Question

Statistical Representation Of Cpg Dinucleotides In Promoter Regions

1

Entering edit mode

12.1 years ago

Misty ▴ 10

Hello all,

I am analyzing CpG dinucleotide patterns in promoter binding consensus sequences for as many TFs as possible. I am trying to use R for my analysis and my approach is to first retrieve known consensus sequences (of TFs such as HRE, CREB etc) and determine whether CpG dinucleotides (NOT CpG islands) within them are over- or under-represented by either comparing their frequency in the sequence with that of the entire genome or with a randomly generated sequence of similar length. I have been using R packages "MotifDb" and "seqinr" but I couldn't find any package that would do the statistical representation analysis. I have following questions:

(1) Any suggestions for packages? Also what statistical test would be the most accurate for doing the representation analysis? (rho/z-score/other?)

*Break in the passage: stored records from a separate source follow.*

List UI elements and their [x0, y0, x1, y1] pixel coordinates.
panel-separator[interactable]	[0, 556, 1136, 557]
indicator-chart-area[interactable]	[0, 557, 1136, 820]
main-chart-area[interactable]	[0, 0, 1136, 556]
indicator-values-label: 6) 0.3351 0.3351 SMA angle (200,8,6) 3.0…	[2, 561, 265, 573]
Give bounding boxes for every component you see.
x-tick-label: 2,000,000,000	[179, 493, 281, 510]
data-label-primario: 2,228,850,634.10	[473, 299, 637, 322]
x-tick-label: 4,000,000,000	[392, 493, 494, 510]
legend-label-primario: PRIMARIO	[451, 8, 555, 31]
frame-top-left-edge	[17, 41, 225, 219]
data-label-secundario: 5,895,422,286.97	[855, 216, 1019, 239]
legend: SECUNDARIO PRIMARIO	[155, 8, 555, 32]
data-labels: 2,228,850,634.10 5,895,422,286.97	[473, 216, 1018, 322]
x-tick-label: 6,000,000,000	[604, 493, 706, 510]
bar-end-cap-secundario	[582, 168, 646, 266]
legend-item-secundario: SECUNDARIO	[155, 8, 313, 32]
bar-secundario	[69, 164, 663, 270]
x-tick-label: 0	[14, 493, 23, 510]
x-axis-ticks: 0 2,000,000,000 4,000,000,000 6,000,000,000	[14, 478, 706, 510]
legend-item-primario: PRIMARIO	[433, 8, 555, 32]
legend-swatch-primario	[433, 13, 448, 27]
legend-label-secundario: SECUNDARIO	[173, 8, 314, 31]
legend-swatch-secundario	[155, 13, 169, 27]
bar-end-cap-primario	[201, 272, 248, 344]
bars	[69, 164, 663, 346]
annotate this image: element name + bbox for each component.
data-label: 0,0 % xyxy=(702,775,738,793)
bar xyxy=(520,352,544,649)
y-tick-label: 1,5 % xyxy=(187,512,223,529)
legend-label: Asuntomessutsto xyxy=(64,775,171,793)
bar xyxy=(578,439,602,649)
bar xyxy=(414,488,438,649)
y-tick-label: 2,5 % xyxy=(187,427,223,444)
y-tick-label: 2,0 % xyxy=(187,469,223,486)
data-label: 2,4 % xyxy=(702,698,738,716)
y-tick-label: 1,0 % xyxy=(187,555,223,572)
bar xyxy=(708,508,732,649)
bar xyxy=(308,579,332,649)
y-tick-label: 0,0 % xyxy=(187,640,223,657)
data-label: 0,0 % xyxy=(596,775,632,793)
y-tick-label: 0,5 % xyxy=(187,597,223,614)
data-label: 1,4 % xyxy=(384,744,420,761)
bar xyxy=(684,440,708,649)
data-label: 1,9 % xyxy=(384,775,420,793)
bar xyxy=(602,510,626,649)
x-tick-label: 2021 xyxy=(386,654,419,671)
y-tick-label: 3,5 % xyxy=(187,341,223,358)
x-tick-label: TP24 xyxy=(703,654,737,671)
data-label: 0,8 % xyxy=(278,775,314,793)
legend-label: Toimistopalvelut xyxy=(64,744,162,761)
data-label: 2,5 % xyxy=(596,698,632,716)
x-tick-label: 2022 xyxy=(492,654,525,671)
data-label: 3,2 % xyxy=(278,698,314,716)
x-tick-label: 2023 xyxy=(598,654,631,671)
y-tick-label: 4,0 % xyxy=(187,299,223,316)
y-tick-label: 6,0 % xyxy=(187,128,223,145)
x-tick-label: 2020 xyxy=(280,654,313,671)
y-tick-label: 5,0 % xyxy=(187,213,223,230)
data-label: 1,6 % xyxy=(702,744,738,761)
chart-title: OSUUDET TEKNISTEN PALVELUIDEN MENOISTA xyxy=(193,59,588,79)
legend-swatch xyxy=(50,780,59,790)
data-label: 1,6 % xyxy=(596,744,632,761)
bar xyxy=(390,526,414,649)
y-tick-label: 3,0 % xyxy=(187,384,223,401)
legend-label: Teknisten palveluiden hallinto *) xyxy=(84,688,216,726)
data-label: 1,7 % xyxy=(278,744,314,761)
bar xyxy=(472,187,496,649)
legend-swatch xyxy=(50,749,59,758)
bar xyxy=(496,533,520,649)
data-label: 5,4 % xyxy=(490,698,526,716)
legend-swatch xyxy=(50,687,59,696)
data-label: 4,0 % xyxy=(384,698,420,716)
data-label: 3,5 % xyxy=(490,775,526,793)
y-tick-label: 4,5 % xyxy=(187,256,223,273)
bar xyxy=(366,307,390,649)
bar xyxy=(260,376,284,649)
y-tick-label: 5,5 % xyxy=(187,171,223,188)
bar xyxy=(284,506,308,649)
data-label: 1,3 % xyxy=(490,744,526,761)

(2) Are there any packages that let you do the same analysis for TFs lacking a known validated sequence? (my approach is to first construct random DNA strings of variable length, but not sure how to go about it?)

Thanks a lot!

Misty

statistics promoter r • 3.5k views

ADD COMMENT • link updated 12.1 years ago by Alex Reynolds 36k • written 12.1 years ago by Misty ▴ 10

Ram · Answer 1 · 2013-06-04

Perhaps you could apply a hypergeometric model.

You count the number of CpG dinucleotides (K balls) in your background (one big "urn" containing N balls or all dinucleotides), and count the total number of dinucleotides of any other non-CpG constituency (N-K balls). For each promoter, you count the number of observed CpG dinuc's (k balls) and the total number of all dinuc's across the promoter, including CpGs (n balls).

For each promoter, then, you can calculate a p-value for the likelihood of observing CpG dinuc. enrichment within a promoter over the background (say, the whole genome, or some thoughtful subset of it).

To do this with R, see the phyper() function:

> df 
  promoter_name  N      K     n    k
  foo            27746  2825  775  320
  ...

> fn <- function(x, output) {
    promoter_name <- x[1]
    N <- x[2]
    K <- x[3]
    n <- x[4]
    k <- x[5]
    cat(promoter_name, "\t", phyper(k, K, (N-K), n, lower.tail=F))
}

> apply(df, 1, fn)
foo      8.115953e-119
...

You could store and rank your promoters by p-value and focus analysis on top-ranked (lowest p-value) hits.